At a Land Use Committee hearing on Thursday, July 15, supporters and opponents of the project gave testimony while Councilmembers questioned the developers about issues ranging from parking concerns to construction mitigation.
“We were grateful for the opportunity to present our Flushing Commons plan to the New York City Council last week and we thought that the dialogue with the councilmembers was productive,” said Michael Meyer, President of TDC Development, who is developing the site in partnership with the Rockefeller Group Development Corporation.
“We are currently working with the City Council and the administration to resolve any outstanding questions or issues and we remain confident that Flushing Commons will prove to be an incredibly positive addition to the downtown Flushing community.”

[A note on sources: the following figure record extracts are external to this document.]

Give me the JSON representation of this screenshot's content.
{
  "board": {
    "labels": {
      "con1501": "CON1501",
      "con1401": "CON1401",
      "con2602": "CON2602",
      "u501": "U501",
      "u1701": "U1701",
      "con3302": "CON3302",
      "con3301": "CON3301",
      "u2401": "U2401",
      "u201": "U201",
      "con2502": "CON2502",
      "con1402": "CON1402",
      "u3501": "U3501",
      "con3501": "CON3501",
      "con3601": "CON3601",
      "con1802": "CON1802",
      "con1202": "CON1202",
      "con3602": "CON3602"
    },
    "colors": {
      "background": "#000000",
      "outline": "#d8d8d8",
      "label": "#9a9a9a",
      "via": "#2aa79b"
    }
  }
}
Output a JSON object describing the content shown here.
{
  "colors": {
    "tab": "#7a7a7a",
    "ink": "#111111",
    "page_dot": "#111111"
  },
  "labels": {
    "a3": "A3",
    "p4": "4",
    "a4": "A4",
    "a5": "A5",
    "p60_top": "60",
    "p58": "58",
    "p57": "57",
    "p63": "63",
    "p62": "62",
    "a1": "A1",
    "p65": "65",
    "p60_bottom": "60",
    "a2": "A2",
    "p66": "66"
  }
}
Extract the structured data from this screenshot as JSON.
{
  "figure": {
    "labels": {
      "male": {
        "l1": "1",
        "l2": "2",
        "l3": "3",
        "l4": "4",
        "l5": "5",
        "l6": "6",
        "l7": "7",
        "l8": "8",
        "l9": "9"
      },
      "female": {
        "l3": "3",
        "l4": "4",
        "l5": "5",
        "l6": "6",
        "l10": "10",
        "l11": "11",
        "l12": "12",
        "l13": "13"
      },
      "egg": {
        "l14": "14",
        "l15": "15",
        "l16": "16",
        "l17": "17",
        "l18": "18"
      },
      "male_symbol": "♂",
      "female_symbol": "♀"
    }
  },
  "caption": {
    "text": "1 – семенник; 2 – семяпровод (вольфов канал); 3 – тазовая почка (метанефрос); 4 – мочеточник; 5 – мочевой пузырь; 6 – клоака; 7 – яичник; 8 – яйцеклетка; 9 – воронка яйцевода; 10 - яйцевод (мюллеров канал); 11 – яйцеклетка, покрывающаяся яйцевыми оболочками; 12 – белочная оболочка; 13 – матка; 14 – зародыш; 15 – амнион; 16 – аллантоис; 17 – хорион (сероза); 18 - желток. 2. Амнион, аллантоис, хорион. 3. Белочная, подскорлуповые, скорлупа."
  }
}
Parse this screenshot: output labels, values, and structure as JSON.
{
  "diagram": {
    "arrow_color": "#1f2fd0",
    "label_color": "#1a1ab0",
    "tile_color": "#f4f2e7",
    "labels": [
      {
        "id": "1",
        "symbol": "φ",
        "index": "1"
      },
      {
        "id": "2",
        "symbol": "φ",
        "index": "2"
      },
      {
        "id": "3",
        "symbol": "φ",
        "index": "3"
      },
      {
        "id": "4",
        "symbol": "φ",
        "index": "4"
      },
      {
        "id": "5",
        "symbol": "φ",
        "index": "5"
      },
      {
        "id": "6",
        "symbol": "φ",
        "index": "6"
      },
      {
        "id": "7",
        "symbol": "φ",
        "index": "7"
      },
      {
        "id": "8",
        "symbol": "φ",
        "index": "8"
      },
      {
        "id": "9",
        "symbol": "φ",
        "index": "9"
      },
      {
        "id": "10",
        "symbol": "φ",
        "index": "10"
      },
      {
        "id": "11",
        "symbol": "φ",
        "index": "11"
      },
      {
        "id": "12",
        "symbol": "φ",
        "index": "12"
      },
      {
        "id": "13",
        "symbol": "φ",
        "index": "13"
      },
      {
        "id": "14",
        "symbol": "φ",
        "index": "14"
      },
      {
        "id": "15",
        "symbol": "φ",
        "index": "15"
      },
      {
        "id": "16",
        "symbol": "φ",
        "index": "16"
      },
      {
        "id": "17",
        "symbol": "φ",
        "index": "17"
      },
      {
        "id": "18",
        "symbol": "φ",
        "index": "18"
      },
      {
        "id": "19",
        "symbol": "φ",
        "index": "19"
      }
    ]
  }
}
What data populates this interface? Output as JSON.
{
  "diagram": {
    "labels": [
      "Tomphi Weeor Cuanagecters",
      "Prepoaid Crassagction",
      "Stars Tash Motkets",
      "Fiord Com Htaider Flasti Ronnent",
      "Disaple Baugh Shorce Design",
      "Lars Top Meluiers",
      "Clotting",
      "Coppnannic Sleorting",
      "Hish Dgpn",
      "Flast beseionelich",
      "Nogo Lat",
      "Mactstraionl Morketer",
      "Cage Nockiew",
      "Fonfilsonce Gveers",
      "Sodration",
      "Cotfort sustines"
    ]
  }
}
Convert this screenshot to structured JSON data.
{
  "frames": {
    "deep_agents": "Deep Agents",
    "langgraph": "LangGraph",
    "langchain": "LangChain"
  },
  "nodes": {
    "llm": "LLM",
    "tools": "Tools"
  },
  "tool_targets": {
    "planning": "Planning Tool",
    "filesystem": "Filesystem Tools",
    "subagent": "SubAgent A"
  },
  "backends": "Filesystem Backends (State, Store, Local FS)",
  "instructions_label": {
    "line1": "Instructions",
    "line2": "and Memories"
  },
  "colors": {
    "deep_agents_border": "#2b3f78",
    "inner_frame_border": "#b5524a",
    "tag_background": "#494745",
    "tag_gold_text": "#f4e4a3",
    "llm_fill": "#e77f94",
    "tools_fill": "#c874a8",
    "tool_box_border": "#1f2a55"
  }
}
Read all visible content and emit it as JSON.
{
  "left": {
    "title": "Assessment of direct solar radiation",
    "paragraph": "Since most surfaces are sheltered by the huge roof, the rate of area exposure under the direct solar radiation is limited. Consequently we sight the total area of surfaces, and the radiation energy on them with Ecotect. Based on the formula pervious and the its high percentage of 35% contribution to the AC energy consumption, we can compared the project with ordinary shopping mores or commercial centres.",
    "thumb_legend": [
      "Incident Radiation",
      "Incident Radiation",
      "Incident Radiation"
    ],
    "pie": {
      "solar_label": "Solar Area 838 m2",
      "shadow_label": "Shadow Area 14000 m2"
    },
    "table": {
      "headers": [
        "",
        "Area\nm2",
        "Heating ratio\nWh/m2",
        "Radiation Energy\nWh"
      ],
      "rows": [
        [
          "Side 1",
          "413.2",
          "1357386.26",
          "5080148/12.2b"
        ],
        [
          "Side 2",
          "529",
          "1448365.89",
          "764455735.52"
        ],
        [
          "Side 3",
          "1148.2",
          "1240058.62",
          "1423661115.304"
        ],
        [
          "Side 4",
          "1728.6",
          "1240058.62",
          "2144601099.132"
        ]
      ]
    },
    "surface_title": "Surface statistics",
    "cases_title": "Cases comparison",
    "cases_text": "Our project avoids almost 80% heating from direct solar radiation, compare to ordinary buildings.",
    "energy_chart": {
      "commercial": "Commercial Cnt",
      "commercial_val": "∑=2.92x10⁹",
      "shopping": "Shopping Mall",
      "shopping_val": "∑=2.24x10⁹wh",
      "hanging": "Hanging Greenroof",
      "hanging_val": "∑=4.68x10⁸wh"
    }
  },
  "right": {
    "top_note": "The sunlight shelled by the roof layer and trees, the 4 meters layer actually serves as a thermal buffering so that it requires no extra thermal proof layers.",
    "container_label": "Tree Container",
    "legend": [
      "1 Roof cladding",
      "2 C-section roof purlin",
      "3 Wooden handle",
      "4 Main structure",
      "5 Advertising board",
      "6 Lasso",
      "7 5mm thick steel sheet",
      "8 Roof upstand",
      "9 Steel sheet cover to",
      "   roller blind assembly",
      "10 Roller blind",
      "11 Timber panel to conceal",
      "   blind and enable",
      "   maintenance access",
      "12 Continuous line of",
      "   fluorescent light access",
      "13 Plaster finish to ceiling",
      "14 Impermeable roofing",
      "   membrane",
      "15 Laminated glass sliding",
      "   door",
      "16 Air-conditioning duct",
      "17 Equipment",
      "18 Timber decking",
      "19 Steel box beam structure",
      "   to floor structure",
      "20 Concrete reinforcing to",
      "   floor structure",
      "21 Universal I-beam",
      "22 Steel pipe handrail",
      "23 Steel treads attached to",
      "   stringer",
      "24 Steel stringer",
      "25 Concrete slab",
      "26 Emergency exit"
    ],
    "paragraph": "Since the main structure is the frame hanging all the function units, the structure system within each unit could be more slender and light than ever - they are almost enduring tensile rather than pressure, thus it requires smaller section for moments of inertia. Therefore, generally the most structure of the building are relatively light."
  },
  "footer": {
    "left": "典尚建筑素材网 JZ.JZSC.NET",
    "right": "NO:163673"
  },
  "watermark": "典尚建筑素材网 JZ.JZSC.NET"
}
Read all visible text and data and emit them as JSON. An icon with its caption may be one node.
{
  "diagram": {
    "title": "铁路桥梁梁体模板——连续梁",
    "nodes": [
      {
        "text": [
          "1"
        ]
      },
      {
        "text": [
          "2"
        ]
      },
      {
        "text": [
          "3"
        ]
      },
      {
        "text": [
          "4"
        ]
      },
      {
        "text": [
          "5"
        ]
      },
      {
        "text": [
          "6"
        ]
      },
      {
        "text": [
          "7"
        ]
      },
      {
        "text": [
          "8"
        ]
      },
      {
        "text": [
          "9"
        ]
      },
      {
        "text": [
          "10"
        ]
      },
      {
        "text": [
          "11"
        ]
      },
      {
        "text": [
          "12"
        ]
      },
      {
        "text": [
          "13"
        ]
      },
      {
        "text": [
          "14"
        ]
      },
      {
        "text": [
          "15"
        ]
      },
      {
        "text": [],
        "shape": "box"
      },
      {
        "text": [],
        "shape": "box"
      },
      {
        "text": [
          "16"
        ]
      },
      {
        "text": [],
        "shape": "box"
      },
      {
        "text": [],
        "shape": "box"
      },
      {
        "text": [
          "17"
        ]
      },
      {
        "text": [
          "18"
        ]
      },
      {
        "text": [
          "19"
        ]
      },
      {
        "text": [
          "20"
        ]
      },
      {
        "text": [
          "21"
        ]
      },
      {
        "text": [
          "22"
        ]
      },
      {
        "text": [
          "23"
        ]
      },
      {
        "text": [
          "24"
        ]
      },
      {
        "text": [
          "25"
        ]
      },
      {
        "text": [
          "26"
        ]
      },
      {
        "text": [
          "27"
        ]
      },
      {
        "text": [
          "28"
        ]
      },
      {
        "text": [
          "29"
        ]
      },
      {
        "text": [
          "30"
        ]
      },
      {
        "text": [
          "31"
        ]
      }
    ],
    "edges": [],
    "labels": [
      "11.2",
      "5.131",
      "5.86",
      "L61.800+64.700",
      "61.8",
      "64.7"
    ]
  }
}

Flushing Commons is a privately-financed development project that will be a vibrant, mixed-use, 1.1-million-square-foot, LEED-certified urban center with over 600 upscale residential condominiums, 275,000-square-feet of new retail space, hotel and/or office uses, a 1,600-space parking garage and a new state-of-the-art home for the Flushing YMCA.
The project is currently going though the Uniformed Land Use Review Procedure (ULURP) together with Macedonia Plaza, a proposed 140-unit all affordable housing project being developed by the Macedonia AME Church. The Macedonia Plaza project will be located in the northeast corner of Municipal Lot 1, adjacent to Flushing Commons.
Queens City Councilmember Leroy Comrie, who chairs the Land Use Committee, said the Council is still speaking with developers about finding more on-street parking and using the existing YMCA space for additional parking. In addition, he mentioned making sure there were adequate plans in place to ensure existing businesses were not decimated by the construction of the project.
“We’re continuing to press all of the issues,” said Richard Lipsky, a spokesperson for the group opposing Flushing Commons. “We think the project is too large.”
The Council’s Land Use Committee is expected to vote on the project on Tuesday, July 27, and if it passes it would come before the entire council for a vote.